Cinéma expérimental sans logique narrative — imagerie onirique, surréalisme, montage radical. Contre-cinéma artistique.
Vous êtes à la table de montage et vous vous demandez comment monter un film qui ne veut délibérément PAS raconter d'histoire. C'est précisément là le cœur du film dadaïste : il se dresse contre la narration classique, contre la causalité, contre tout le socle bourgeois du cinéma narratif. Au lieu de cela, vous travaillez avec des sauts d'images, des répétitions, des transitions absurdes qui désorientent le spectateur. Ce n'est pas un bug, c'est une fonctionnalité. Le mouvement Dada — né à Zurich dans les années 1910 comme une rébellion artistique contre la folie de la guerre — a trouvé dans le montage et le cinéma son médium parfait pour détruire le sens.

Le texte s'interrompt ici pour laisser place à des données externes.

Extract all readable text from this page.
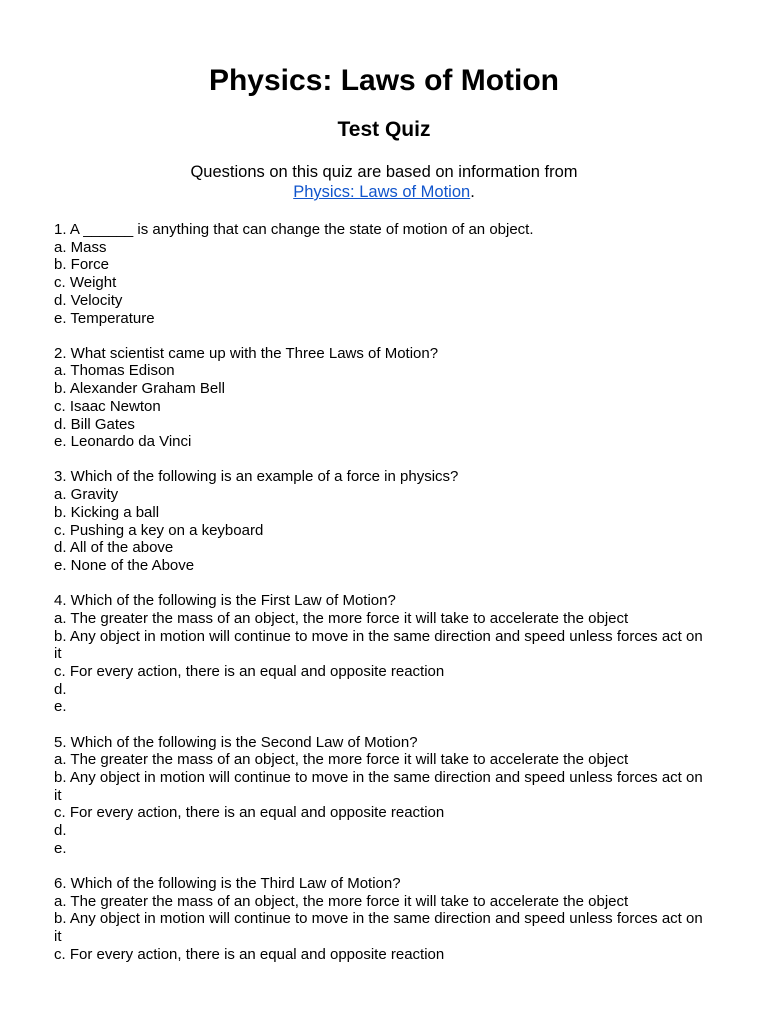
Physics: Laws of Motion
Test Quiz

Questions on this quiz are based on information from
Physics: Laws of Motion.

1. A ______ is anything that can change the state of motion of an object.

a. Mass

b. Force

c. Weight

d. Velocity

e. Temperature

2. What scientist came up with the Three Laws of Motion?

a. Thomas Edison

b. Alexander Graham Bell

c. Isaac Newton

d. Bill Gates

e. Leonardo da Vinci

3. Which of the following is an example of a force in physics?

a. Gravity

b. Kicking a ball

c. Pushing a key on a keyboard

d. All of the above

e. None of the Above

4. Which of the following is the First Law of Motion?

a. The greater the mass of an object, the more force it will take to accelerate the object

b. Any object in motion will continue to move in the same direction and speed unless forces act on it

c. For every action, there is an equal and opposite reaction

d.

e.

5. Which of the following is the Second Law of Motion?

a. The greater the mass of an object, the more force it will take to accelerate the object

b. Any object in motion will continue to move in the same direction and speed unless forces act on it

c. For every action, there is an equal and opposite reaction

d.

e.

6. Which of the following is the Third Law of Motion?

a. The greater the mass of an object, the more force it will take to accelerate the object

b. Any object in motion will continue to move in the same direction and speed unless forces act on it

c. For every action, there is an equal and opposite reaction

Concrètement, cela signifie : vous ne montez pas pour la continuité. Un visage est montré, puis immédiatement un objet qui n'a logiquement rien à voir avec lui. Une scène est interrompue par des images répétées ou des mouvements inversés. La perspective de la caméra change sans point de repère. Vous travaillez avec des techniques de distanciation comme les fondus enchaînés, les doubles expositions, le ralenti sans raison. Le but n'est pas la clarté, mais la confusion, la logique du rêve, l'inconscient sur l'écran. Si un spectateur dit : « Je ne comprends pas ce que je viens de voir » — alors vous avez bien compris de quoi il s'agit.
Les moyens cinématographiques diffèrent nettement de leur successeur surréaliste : alors que le surréalisme orchestre plus tard (par exemple avec Buñuel) des symboles inconscients, le film dadaïste travaille avec la négation pure — avec l'absurde comme fin en soi. Il ne s'agit pas de révéler des vérités plus profondes, mais de saboter l'illusion de la vérité. Sur le plateau ou en post-production, cela signifie : ne vous fiez pas uniquement à l'artisanat. Utilisez les erreurs, les ruptures, l'imperfection. Un panoramique tremblant n'est pas à corriger — il est dramatiquement précieux.
Le film dadaïste reste de niche, expérimental, artistiquement non commercial — mais son influence sur les techniques de montage, sur la liberté du montage et de la composition d'images, s'étend jusqu'au cinéma indépendant moderne et aux clips musicaux. Chaque fois que vous montez intentionnellement contre la continuité, que vous laissez le spectateur confus, vous continuez dans cette tradition.